ChatGPTはなぜバカになるのか
先日、Youtubeを眺めていたら、「ChatGPT倒産危機」といった内容の動画が目にとまった。
その動画によると、ChatGPTは1日当たり約1億円もの維持費が掛かっており、採算が取れていないという。ユーザーの数も今年の6月には17億人を突破したが、その後1ヶ月も経たないうちに15億人まで減少し、今も離脱が続いているとのこと。
離脱が続いている理由は、ChatGPTが以前より馬鹿になっているからだそうだ。本来はユーザーが増えれば蓄積される情報も増えるので、利口になっていくと思われるのだが、逆に馬鹿になっていくらしい。

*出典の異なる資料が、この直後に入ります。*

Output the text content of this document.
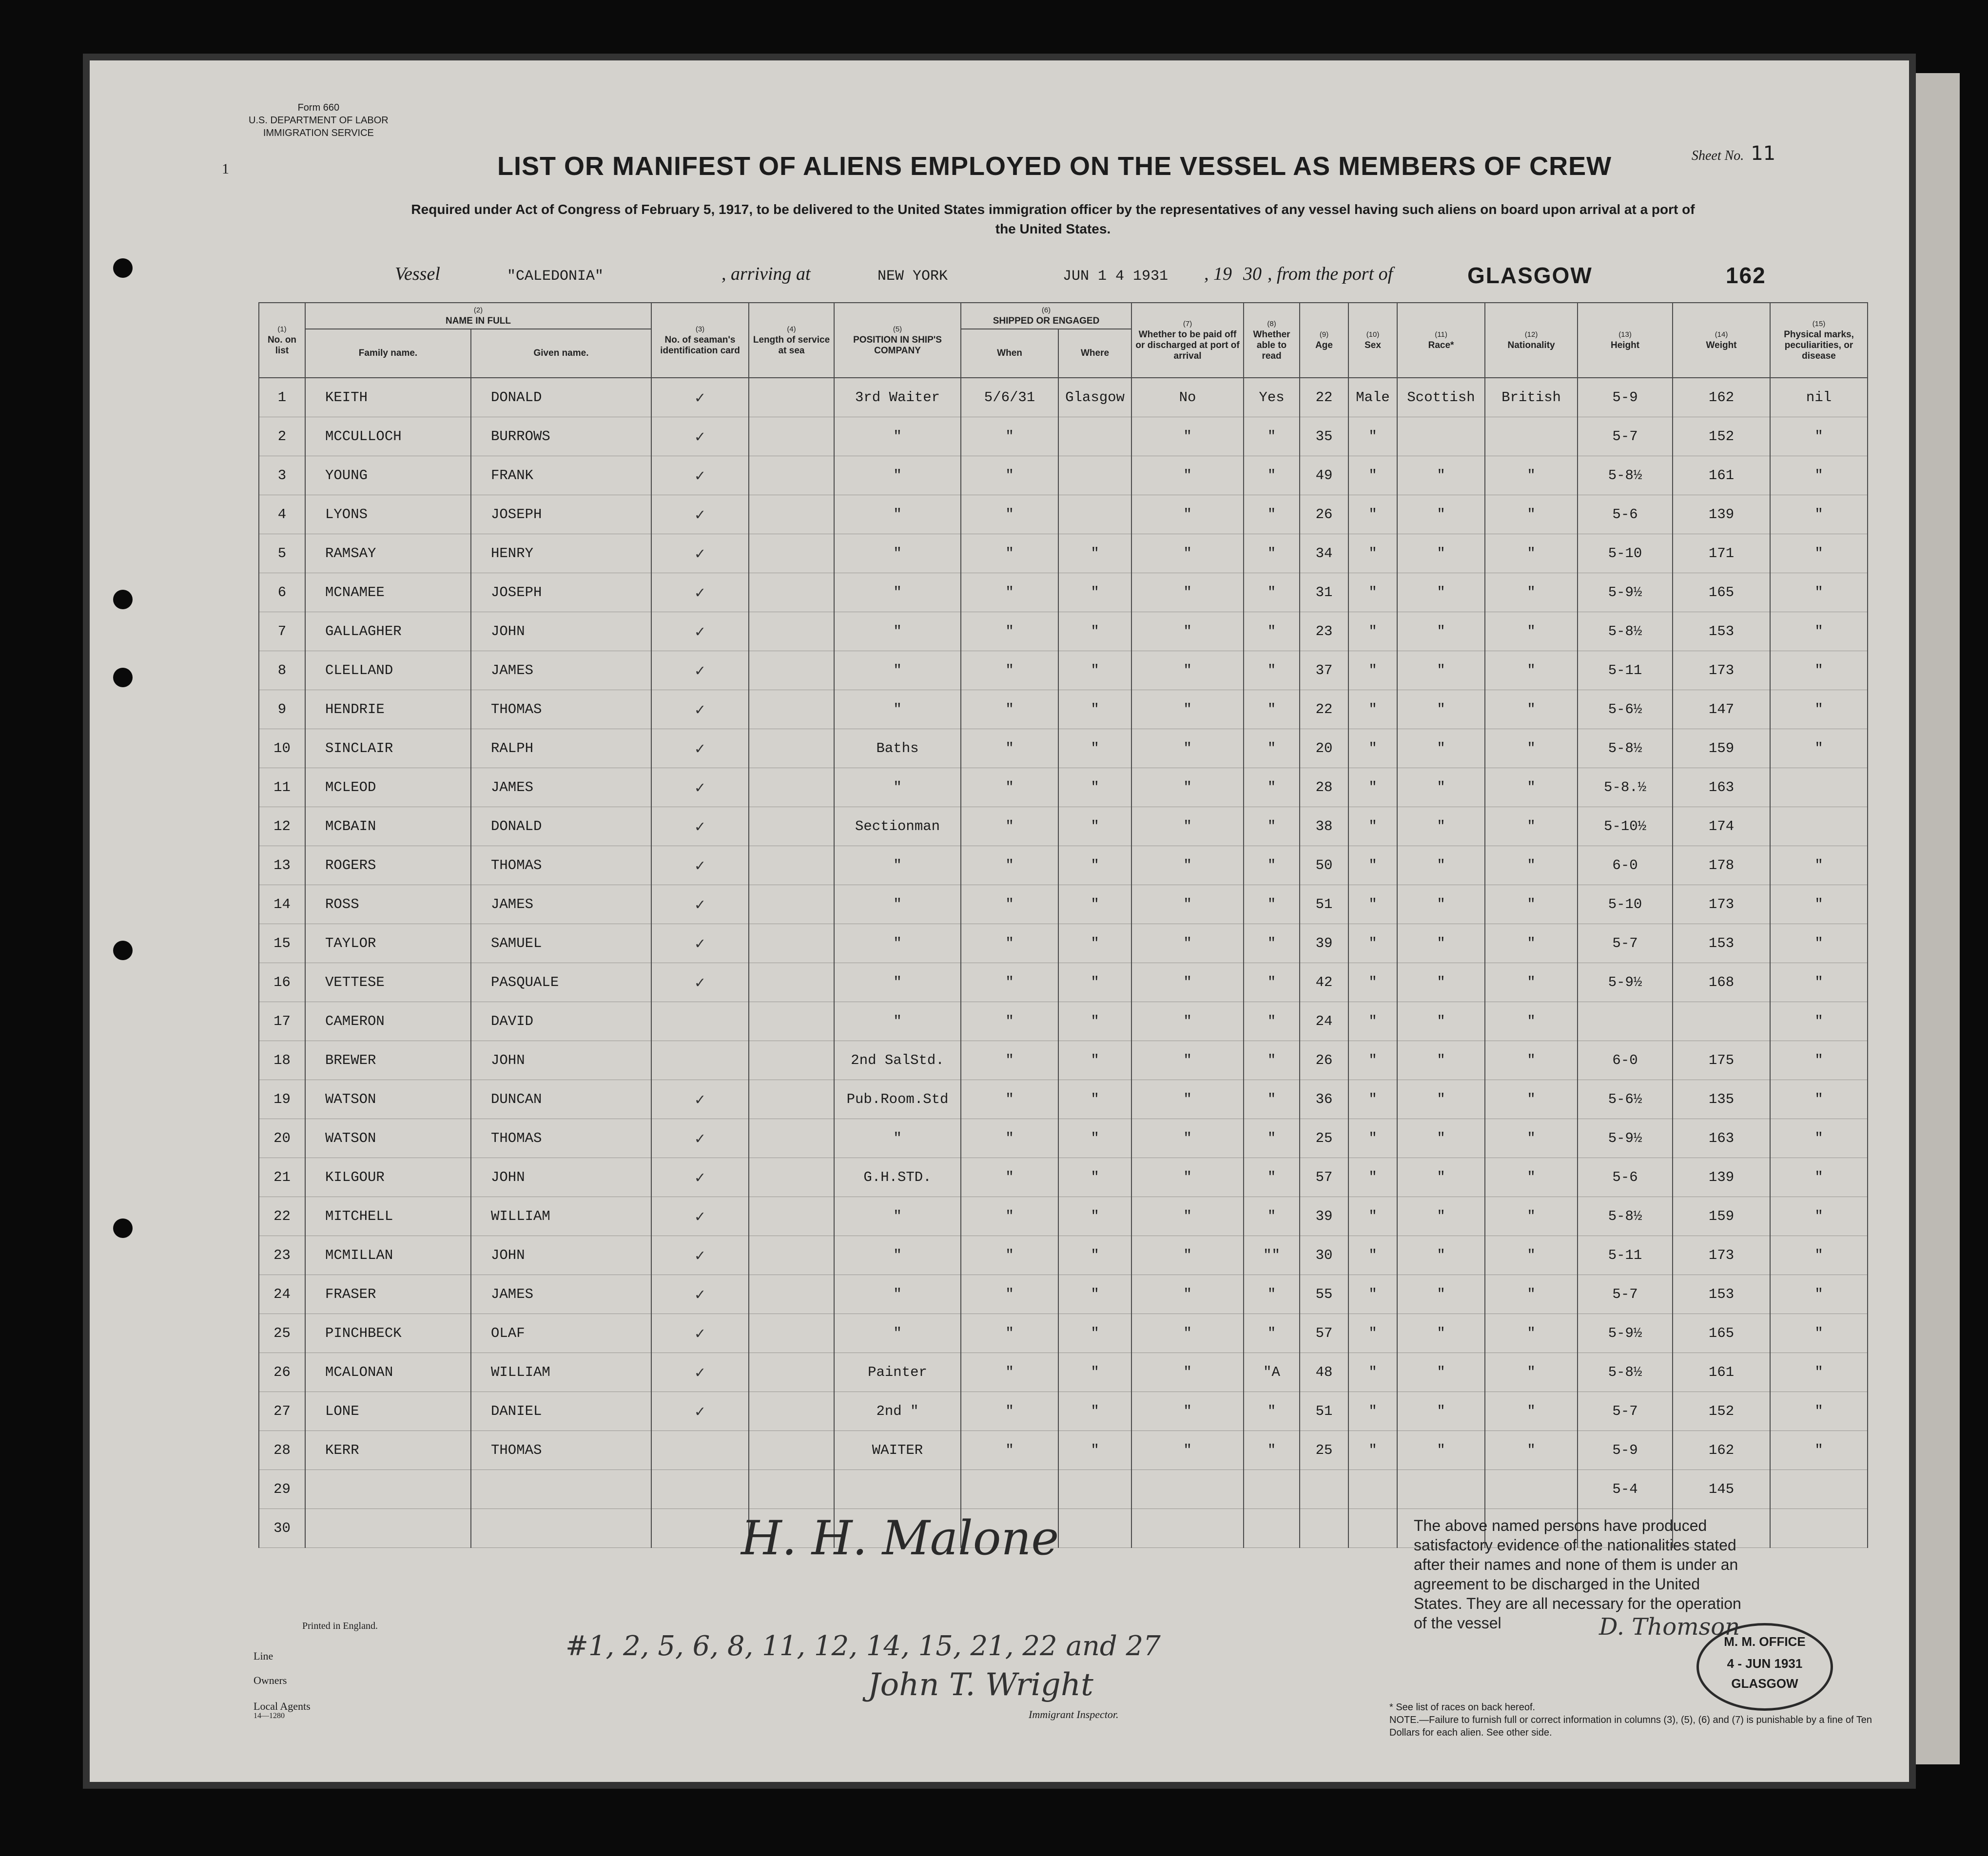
Form 660
U.S. DEPARTMENT OF LABOR
IMMIGRATION SERVICE
1	LIST OR MANIFEST OF ALIENS EMPLOYED ON THE VESSEL AS MEMBERS OF CREW
Required under Act of Congress of February 5, 1917, to be delivered to the United States immigration officer by the representatives of any vessel having such aliens on board upon arrival at a port of the United States.
Sheet No. 11
Vessel	"CALEDONIA"	, arriving at	NEW YORK	JUN 1 4 1931 , 19 30 , from the port of	GLASGOW	162
(1)
No. on list	(2)
NAME IN FULL		(3)
No. of seaman's identification card	(4)
Length of service at sea	(5)
POSITION IN SHIP'S COMPANY	(6)
SHIPPED OR ENGAGED		(7)
Whether to be paid off or discharged at port of arrival	(8)
Whether able to read	(9)
Age	(10)
Sex	(11)
Race*	(12)
Nationality	(13)
Height	(14)
Weight	(15)
Physical marks, peculiarities, or disease
	Family name.	Given name.				When	Where									
1	KEITH	DONALD	✓		3rd Waiter	5/6/31	Glasgow	No	Yes	22	Male	Scottish	British	5-9	162	nil
2	MCCULLOCH	BURROWS	✓		"	"		"	"	35	"			5-7	152	"
3	YOUNG	FRANK	✓		"	"		"	"	49	"	"	"	5-8½	161	"
4	LYONS	JOSEPH	✓		"	"		"	"	26	"	"	"	5-6	139	"
5	RAMSAY	HENRY	✓		"	"	"	"	"	34	"	"	"	5-10	171	"
6	MCNAMEE	JOSEPH	✓		"	"	"	"	"	31	"	"	"	5-9½	165	"
7	GALLAGHER	JOHN	✓		"	"	"	"	"	23	"	"	"	5-8½	153	"
8	CLELLAND	JAMES	✓		"	"	"	"	"	37	"	"	"	5-11	173	"
9	HENDRIE	THOMAS	✓		"	"	"	"	"	22	"	"	"	5-6½	147	"
10	SINCLAIR	RALPH	✓		Baths	"	"	"	"	20	"	"	"	5-8½	159	"
11	MCLEOD	JAMES	✓		"	"	"	"	"	28	"	"	"	5-8.½	163	
12	MCBAIN	DONALD	✓		Sectionman	"	"	"	"	38	"	"	"	5-10½	174	
13	ROGERS	THOMAS	✓		"	"	"	"	"	50	"	"	"	6-0	178	"
14	ROSS	JAMES	✓		"	"	"	"	"	51	"	"	"	5-10	173	"
15	TAYLOR	SAMUEL	✓		"	"	"	"	"	39	"	"	"	5-7	153	"
16	VETTESE	PASQUALE	✓		"	"	"	"	"	42	"	"	"	5-9½	168	"
17	CAMERON	DAVID			"	"	"	"	"	24	"	"	"			"
18	BREWER	JOHN			2nd SalStd.	"	"	"	"	26	"	"	"	6-0	175	"
19	WATSON	DUNCAN	✓		Pub.Room.Std	"	"	"	"	36	"	"	"	5-6½	135	"
20	WATSON	THOMAS	✓		"	"	"	"	"	25	"	"	"	5-9½	163	"
21	KILGOUR	JOHN	✓		G.H.STD.	"	"	"	"	57	"	"	"	5-6	139	"
22	MITCHELL	WILLIAM	✓		"	"	"	"	"	39	"	"	"	5-8½	159	"
23	MCMILLAN	JOHN	✓		"	"	"	"	""	30	"	"	"	5-11	173	"
24	FRASER	JAMES	✓		"	"	"	"	"	55	"	"	"	5-7	153	"
25	PINCHBECK	OLAF	✓		"	"	"	"	"	57	"	"	"	5-9½	165	"
26	MCALONAN	WILLIAM	✓		Painter	"	"	"	"A	48	"	"	"	5-8½	161	"
27	LONE	DANIEL	✓		2nd "	"	"	"	"	51	"	"	"	5-7	152	"
28	KERR	THOMAS			WAITER	"	"	"	"	25	"	"	"	5-9	162	"
29														5-4	145	
30																
Printed in England.
Line
Owners
Local Agents
14—1280
#1, 2, 5, 6, 8, 11, 12, 14, 15, 21, 22 and 27
H. H. Malone
John T. Wright
Immigrant Inspector.
The above named persons have produced satisfactory evidence of the nationalities stated after their names and none of them is under an agreement to be discharged in the United States. They are all necessary for the operation of the vessel	D. Thomson
M. M. OFFICE
4 - JUN 1931
GLASGOW
* See list of races on back hereof.
NOTE.—Failure to furnish full or correct information in columns (3), (5), (6) and (7) is punishable by a fine of Ten Dollars for each alien. See other side.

実際、あるハッカーが、9+10は21であると学習させた結果、最初はそれを否定していたが、説得し続けたところ、最終的には9+10は21と答えるようになったという。Hackers Trick AI With ‘Bad Math’ to Expose Flaws and Biases (1)

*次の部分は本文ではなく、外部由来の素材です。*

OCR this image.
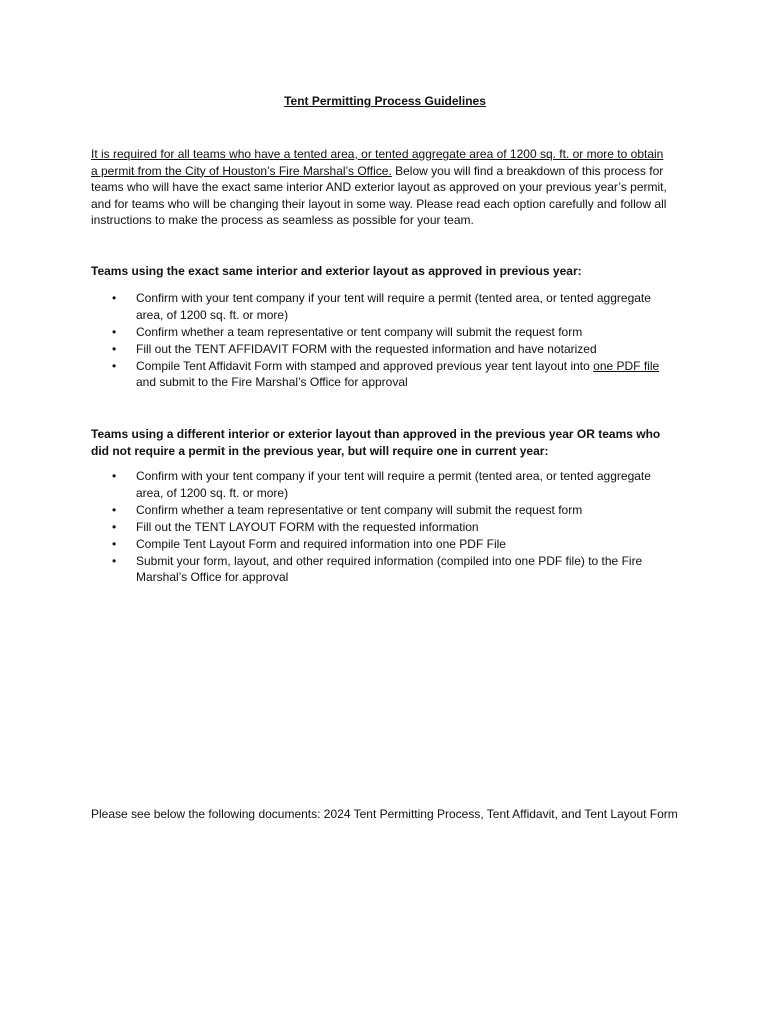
Tent Permitting Process Guidelines

It is required for all teams who have a tented area, or tented aggregate area of 1200 sq. ft. or more to obtain a permit from the City of Houston’s Fire Marshal’s Office. Below you will find a breakdown of this process for teams who will have the exact same interior AND exterior layout as approved on your previous year’s permit, and for teams who will be changing their layout in some way. Please read each option carefully and follow all instructions to make the process as seamless as possible for your team.

Teams using the exact same interior and exterior layout as approved in previous year:

• Confirm with your tent company if your tent will require a permit (tented area, or tented aggregate area, of 1200 sq. ft. or more)
• Confirm whether a team representative or tent company will submit the request form
• Fill out the TENT AFFIDAVIT FORM with the requested information and have notarized
• Compile Tent Affidavit Form with stamped and approved previous year tent layout into one PDF file and submit to the Fire Marshal’s Office for approval

Teams using a different interior or exterior layout than approved in the previous year OR teams who did not require a permit in the previous year, but will require one in current year:

• Confirm with your tent company if your tent will require a permit (tented area, or tented aggregate area, of 1200 sq. ft. or more)
• Confirm whether a team representative or tent company will submit the request form
• Fill out the TENT LAYOUT FORM with the requested information
• Compile Tent Layout Form and required information into one PDF File
• Submit your form, layout, and other required information (compiled into one PDF file) to the Fire Marshal’s Office for approval

Please see below the following documents: 2024 Tent Permitting Process, Tent Affidavit, and Tent Layout Form
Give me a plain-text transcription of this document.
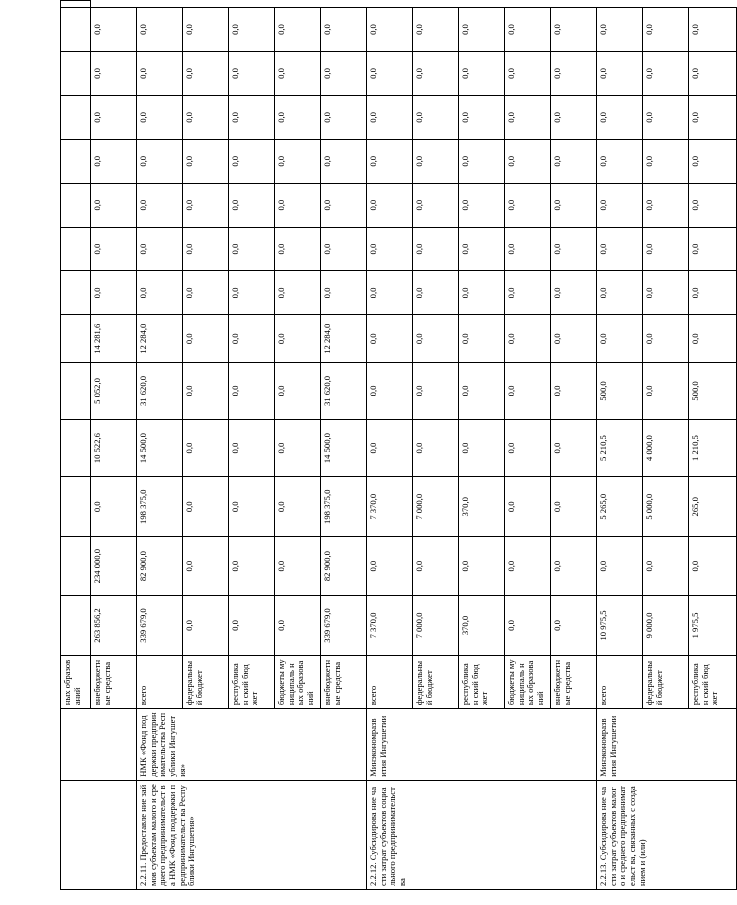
		ных образований														
		внебюджетн ые средства	263 856,2	234 000,0	0,0	10 522,6	5 052,0	14 281,6	0,0	0,0	0,0	0,0	0,0	0,0	0,0	
2.2.11. Предоставле ние займов субъектам малого и среднего предпринимательст ва НМК «Фонд поддержки предпринимательст ва Республики Ингушетия»	НМК «Фонд поддержки предпринимательства Республики Ингушетия»	всего	339 679,0	82 900,0	198 375,0	14 500,0	31 620,0	12 284,0	0,0	0,0	0,0	0,0	0,0	0,0	0,0	
		федеральны й бюджет	0,0	0,0	0,0	0,0	0,0	0,0	0,0	0,0	0,0	0,0	0,0	0,0	0,0	
		республикан ский бюджет	0,0	0,0	0,0	0,0	0,0	0,0	0,0	0,0	0,0	0,0	0,0	0,0	0,0	
		бюджеты муниципаль ных образований	0,0	0,0	0,0	0,0	0,0	0,0	0,0	0,0	0,0	0,0	0,0	0,0	0,0	
		внебюджетн ые средства	339 679,0	82 900,0	198 375,0	14 500,0	31 620,0	12 284,0	0,0	0,0	0,0	0,0	0,0	0,0	0,0	
2.2.12. Субсидирова ние части затрат субъектов социального предпринимательст ва	Минэкономразв ития Ингушетии	всего	7 370,0	0,0	7 370,0	0,0	0,0	0,0	0,0	0,0	0,0	0,0	0,0	0,0	0,0	
		федеральны й бюджет	7 000,0	0,0	7 000,0	0,0	0,0	0,0	0,0	0,0	0,0	0,0	0,0	0,0	0,0	
		республикан ский бюджет	370,0	0,0	370,0	0,0	0,0	0,0	0,0	0,0	0,0	0,0	0,0	0,0	0,0	
		бюджеты муниципаль ных образований	0,0	0,0	0,0	0,0	0,0	0,0	0,0	0,0	0,0	0,0	0,0	0,0	0,0	
		внебюджетн ые средства	0,0	0,0	0,0	0,0	0,0	0,0	0,0	0,0	0,0	0,0	0,0	0,0	0,0	
2.2.13. Субсидирова ние части затрат субъектов малого и среднего предпринимательст ва, связанных с созданием и (или)	Минэкономразв ития Ингушетии	всего	10 975,5	0,0	5 265,0	5 210,5	500,0	0,0	0,0	0,0	0,0	0,0	0,0	0,0	0,0	
		федеральны й бюджет	9 000,0	0,0	5 000,0	4 000,0	0,0	0,0	0,0	0,0	0,0	0,0	0,0	0,0	0,0	
		республикан ский бюджет	1 975,5	0,0	265,0	1 210,5	500,0	0,0	0,0	0,0	0,0	0,0	0,0	0,0	0,0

なぜAIが馬鹿になっていくのか、私はなんとなく思い当たることがある。
人間とAIの大きな違いは何か。いろいろあると思うが、その一つは「自分なりの価値観」「哲学」といったものをAIは持っていないということだと思う。たとえば、情報をもとに何らかの決断や判断をするとき、人間の場合はすべての情報を均等に扱わず、自分なりの価値観に基づいて情報を取捨選択している。ところがAIの場合は、そうした自分なりの価値観のようなものを持っていないから、取捨選択せずにすべての情報を均等に扱う。
さらにAIは、それらの情報が正しいかどうかを、エビデンスの有無で判断しているのだと思う。しかし、このエビデンスというのは私に言わせれば、あまりアテにならない。主張したい内容に合わせて無理やりにでも揃えることができるからだ。9+10は21であるといった、あり得ない主張にも、無理やりエビデンスを揃えることはできてしまうと思う。
私は、ものごとはエビデンスがあったとしても、それが正しいとは断定できないこともあると思う。多くの人はそれを知っていて、だからこそ、断定的な物言いをする人を見ると抵抗を感じるのではないか。でもAIにとっては、そういう感覚がないから、エビデンスさえ揃っていれば正しいと捉えてしまう。そしてそれらを集め融合しようとしたとき、どこかで矛盾が生じ、辻褄が合わなくなって、賢くなるどころか混乱し馬鹿になっていく。
私は、ChatGPTが馬鹿になっていく理由は、哲学がないこと、言い方を変えれば、演繹的思考ができないことではないかと思うのですが、いかがでしょうか。ただ、哲学を持つことができたら、それはそれでまた大きな問題を生みそうです。いずれにしても、AIの発展がこの課題を超えるには、大きな壁がありそうです。